Most estimates suggest that u* has declined since the 1980s and is somewhere around 4 percent. But what if the level of u* is higher now, driven by changes in labor laws, generous unemployment benefits, early retirement, and rising minimum wages? Workers are pickier about taking jobs.
In waiting for all the people who left the labor force in 2020 to return to work, the Fed may have set itself an unachievable target. No one can know for sure at what point we have reached maximum employment.
The decline in the unemployment rate depends on the recovery in the labor force participation rate. More than four million people have quit the labor force since the pandemic began. Strong jobs growth over the summer will encourage many of these workers to return. This upswell in the unemployed ranks will lead to a slower decline in the unemployment rate than what the consensus expects. We believe the US economy will not return to its pre-pandemic payroll level or unemployment rate by 2022.
Going by our inflation and employment outlook, one may think that the Fed can refrain from shifting its monetary policy for a long time to come. While short rates will remain near zero to continue to support the economy, we believe the Fed will still have to reduce its monthly bond purchases.
The US deficit for fiscal 2021 will come to $3.4 trillion and $1.6 trillion for 2022. Current bond purchases amount to more than $1.4 trillion a year. The Fed will taper in late 2022 simply because government funding needs will scale back significantly. The Fed’s balance sheet is more of a budget management tool.
Investors are increasingly divided on the wisdom of Fed policy.

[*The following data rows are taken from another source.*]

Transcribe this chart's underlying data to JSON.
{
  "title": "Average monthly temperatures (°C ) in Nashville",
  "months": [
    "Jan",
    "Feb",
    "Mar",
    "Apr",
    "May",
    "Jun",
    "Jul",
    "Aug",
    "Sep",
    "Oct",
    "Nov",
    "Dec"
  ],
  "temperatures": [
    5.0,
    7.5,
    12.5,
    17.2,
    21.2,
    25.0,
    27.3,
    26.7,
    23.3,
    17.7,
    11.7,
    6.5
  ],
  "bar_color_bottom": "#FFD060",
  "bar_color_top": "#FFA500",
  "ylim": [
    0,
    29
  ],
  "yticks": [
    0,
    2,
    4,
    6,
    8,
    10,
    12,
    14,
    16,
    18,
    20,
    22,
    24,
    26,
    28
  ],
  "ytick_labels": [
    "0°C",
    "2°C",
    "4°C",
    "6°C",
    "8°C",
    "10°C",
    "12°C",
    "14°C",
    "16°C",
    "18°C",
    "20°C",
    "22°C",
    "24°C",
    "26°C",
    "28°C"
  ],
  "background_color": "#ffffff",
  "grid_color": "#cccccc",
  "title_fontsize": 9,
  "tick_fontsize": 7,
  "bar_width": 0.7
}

Our view is that tapering won’t be harmful because the Fed, even next year, will remain far from achieving its inflation and employment goals. Powell will err on the side of caution and accommodation so long as conditions of social discrimination and economic deprivation persist.
A bigger risk is the constant stream of headlines about labor supply being unable to meet demand across a host of sectors. This will lift wages, dampen potential growth, and prevent the economy from running hot. The gains generated by more women entering the workforce are reversing, and the growth in the working-age population (or labor force growth) is slowing.
The fate of the business cycle—and the bull market—depends on the direction of productivity. Rising productivity leverages job creation, allowing wages and profits to rise simultaneously, and it boosts supply to meet rising demand, which mitigates cyclical inflation and interest rate pressures. We are optimistic about a new era of productivity-led growth, like the early 1950s, 1960s, or late 1990s.
Over long periods, the only road toward higher prosperity is paved by productivity gains.